4 thoughts on “Troponin test concerns

  1. Alfredo Aiello says:

    I firmly believe that the research on this matter is helpful but should not undererestimate common sense and knowledge of GPs.

    Troponin is useful as an extra tool. Same as ECG.

    All GPs know that the ABCs of ACS, and risk assessment: presenting complaint, history of presenting complaint, pain, risk factors, associated symptoms etc. will prevail.

    if serial troponins are not done there is no doubt that if the case merits or is borderline it will be dealt with appropriately. 

    Patient will then be referred to emergency department, cardiologist, stress test, discussion with specialist over the phone if opinion warented. Myocardial perfusion etc.

    This is not rocket science. 

    More like day to day “bread and butter” presentations.

    Misses and near misses are most likely to occur in busy EDs with 4 hour tolerance of moving patients out of ED.

    I work at both sides of the fence.

    I have found most doctors well trained and safe.






  2. Carlos Cobelas says:

    I disagree with the above comment by Fred.

    Someone with a suspected ACS should not be at home awaiting results of troponin.

    Too often we get patient told to come to ED because their troponin is raised.  The patient is at home and the blood test was taken 6 hours ago!!

    A suspected ACS should be sent to hospital.

    Misses in the ED these days are very rare as we keep people for excessive periods of time doing repeat troponins,  the vast majority of raised ones being false positives anyway.  

    Fred, the 4 hr target does not mean we discharge people inappropriately. They are admitted to the short stay unit for the repeat troponins.  The 4 hr target is not strictly followed and is often ignored in individual cases anyway

  3. Huw Clark says:

    I diagree with the ED dr above which is difficult in 1800 characters, especially when drugs trials are involved.

    The article makes a number of statements that reference 2006 guidelines. Alot has changed in the intervening years. As a start, they mention Clopidogrel but we’ve had Prasugrel and its composite end point, dodgy trial definitions and terrible haemorrhagic complications leading us into the brave new era of Ticagrelor.

    Sensitivities of trop testing have changed markedly allowing the 12 hour time frame to be reduced. Whoever performs the test, negative results preclude cardiology units from admitting anyone regardless of history or “disctinction” between the various risk groups that every guideline outlines. From that point on pts are “for provocative testing through the GP” as a glib shedding of responsibility to arrange for testing that is in itself imperfect and prone to misinterpretation and misuse. 

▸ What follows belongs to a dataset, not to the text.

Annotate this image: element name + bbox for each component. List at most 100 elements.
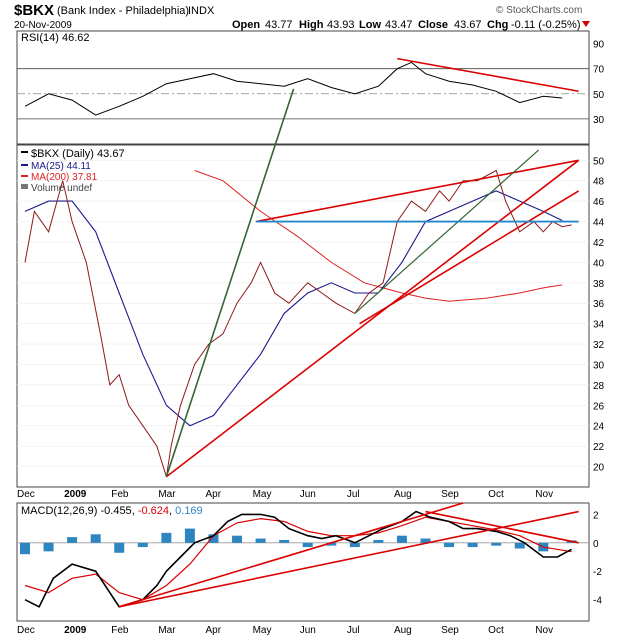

    All of that aside, what does a delay of a few hours actually mean to a patient with a positive result? The vast majority of patients remain perfectly well. The pain is gone, there’s no new heart failure and the incidence of malignant arrythmia seems low. There’s alot of bother generated by adherence to guidelines, the American one cites a 1988 study as the reason for Heparinisation post ACS yet that study was recanated in 1992 by the authors. The broader question is whether people who’ve had an ACS need to be admitted at all to hospital or whether outpatient management might be more cost effective with very little change in outcome? Perhaps GPs are actually better suited.

  4. Sue Ieraci says:

    “Another ED doctor” is spot on – EDs are relying too much on troponin testing, and not adequately screening patients for pre-test probability for acute coronoary syndrome. We are over-testing, over-diagnosing and over-referring, then, there is good evidence of over-stenting (stents being evidence-based for STEMI, but not for other conditions). We now define NSTEMI as a troponin rise – even in a well patient with normal ECG. So, the test defines its own outcome. What we really need to know is whether hospitalising patients with a raised troponin but normal ECG who are clinically well actually improves their outcomes, or whether they have more complications. We also need to know how standarised and how effective is the application by Cardiologists of medical therapy and interventional therapy.